Action failed - no such host
| Product family | Azure |
|---|---|
| Document source | Azure Arc |
| Guide type | Hands-on Reference |
| Skill level | Intermediate to advanced |
| Time | 20 - 75 minutes depending on tenant scale |
"Action failed: no such host" on an Arc-enabled server means DNS broke somewhere between the agent and Microsoft's endpoints. I have seen this 11 times across customer environments and it has been DNS every single time. Sometimes corporate DNS. Sometimes the proxy. Sometimes a missing entry in /etc/resolv.conf after a netplan reboot.
The error fires from the Connected Machine agent when it can't resolve management.azure.com, login.microsoftonline.com, or one of the regional Arc data endpoints.

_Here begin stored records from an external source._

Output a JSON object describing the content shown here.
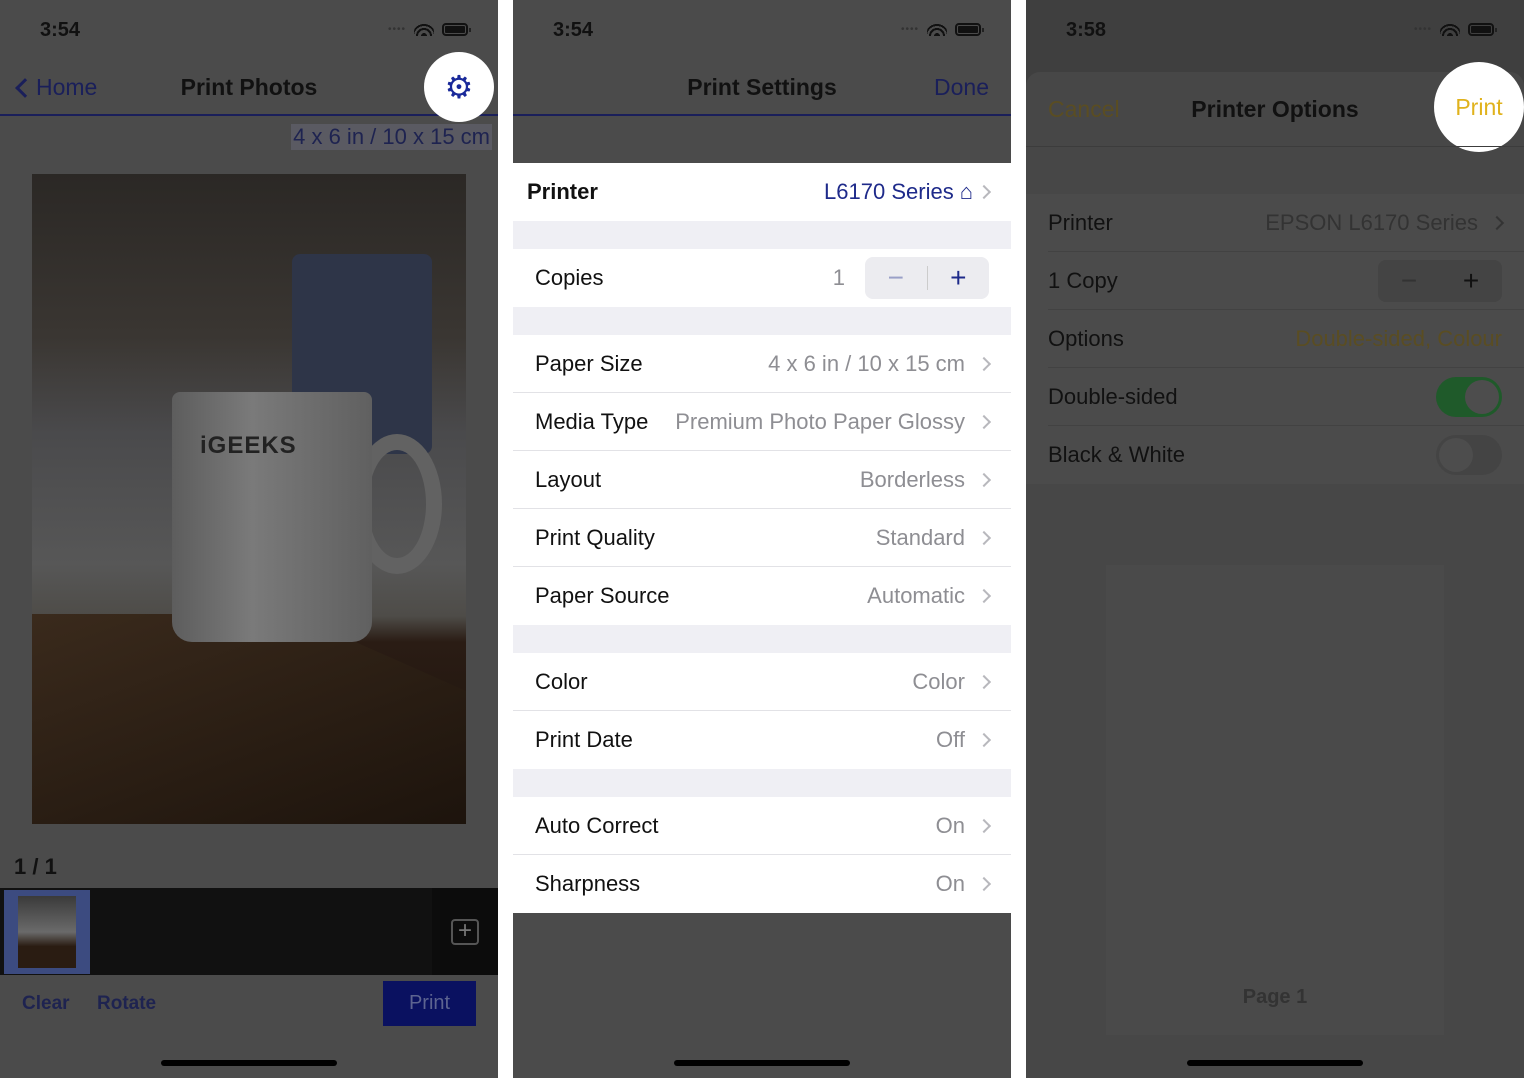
{
  "screens": {
    "print_photos": {
      "time": "3:54",
      "back_label": "Home",
      "title": "Print Photos",
      "settings_icon": "gear-icon",
      "paper_size": "4 x 6 in / 10 x 15 cm",
      "photo_brand": "iGEEKS",
      "page_counter": "1 / 1",
      "clear_label": "Clear",
      "rotate_label": "Rotate",
      "print_label": "Print",
      "accent": "#1a2a9a"
    },
    "print_settings": {
      "time": "3:54",
      "title": "Print Settings",
      "done_label": "Done",
      "printer": {
        "label": "Printer",
        "value": "L6170 Series"
      },
      "copies": {
        "label": "Copies",
        "value": "1",
        "minus": "−",
        "plus": "+"
      },
      "paper_group": [
        {
          "label": "Paper Size",
          "value": "4 x 6 in / 10 x 15 cm"
        },
        {
          "label": "Media Type",
          "value": "Premium Photo Paper Glossy"
        },
        {
          "label": "Layout",
          "value": "Borderless"
        },
        {
          "label": "Print Quality",
          "value": "Standard"
        },
        {
          "label": "Paper Source",
          "value": "Automatic"
        }
      ],
      "color_group": [
        {
          "label": "Color",
          "value": "Color"
        },
        {
          "label": "Print Date",
          "value": "Off"
        }
      ],
      "correct_group": [
        {
          "label": "Auto Correct",
          "value": "On"
        },
        {
          "label": "Sharpness",
          "value": "On"
        }
      ]
    },
    "printer_options": {
      "time": "3:58",
      "cancel_label": "Cancel",
      "title": "Printer Options",
      "print_label": "Print",
      "printer": {
        "label": "Printer",
        "value": "EPSON L6170 Series"
      },
      "copies": {
        "label": "1 Copy",
        "minus": "−",
        "plus": "+"
      },
      "options": {
        "label": "Options",
        "value": "Double-sided, Colour"
      },
      "double_sided": {
        "label": "Double-sided",
        "on": true
      },
      "black_white": {
        "label": "Black & White",
        "on": false
      },
      "page_label": "Page 1",
      "accent": "#e0b21c"
    }
  }
}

It is not a transient issue you can wait out — it stays broken until DNS is fixed.
Reference content and what it actually means
The Microsoft Learn page for Action failed - no such host is canonical. It is also a feature list, not a deployment plan. Let me reframe it for engineers shipping Arc to a real customer this sprint.
Three variables drive Arc's behaviour in practice: the network path from the agent to Azure (proxy, firewall, DNS), the Arc service type (servers, Kubernetes, VMware, SCVMM, Azure Local), and the resource bridge if your service needs one. Get those three right and most Arc problems disappear.
Agent versions and pinning
The Connected Machine agent auto-updates by default. For a small fleet, fine. For a regulated customer, no. Pin the version at install, disable automatic updates, and roll the upgrade through your change management process.
# Pin the agent version on Linux during install
wget https://aka.ms/azcmagent-linux -O install_linux_azcmagent.sh
sudo bash install_linux_azcmagent.sh --version 1.42.06318.1697
# Disable automatic updates
sudo azcmagent config set incomingconnections.enabled false
sudo systemctl disable --now extd
On Windows, the equivalent is via the MSI installer with explicit version, then a registry edit to disable the auto-update task. Microsoft documents the exact registry path.
Authentication that survives a fleet of 10,000 machines
Three auth options. Onboarding script with a service principal embedded (acceptable for a pilot, sloppy for prod). Device login (interactive, works for one box at a time). At-scale onboarding via a managed identity on a build agent or Azure Automation account (the only option that scales).
# Onboarding script with managed identity (run from an Azure VM with MI)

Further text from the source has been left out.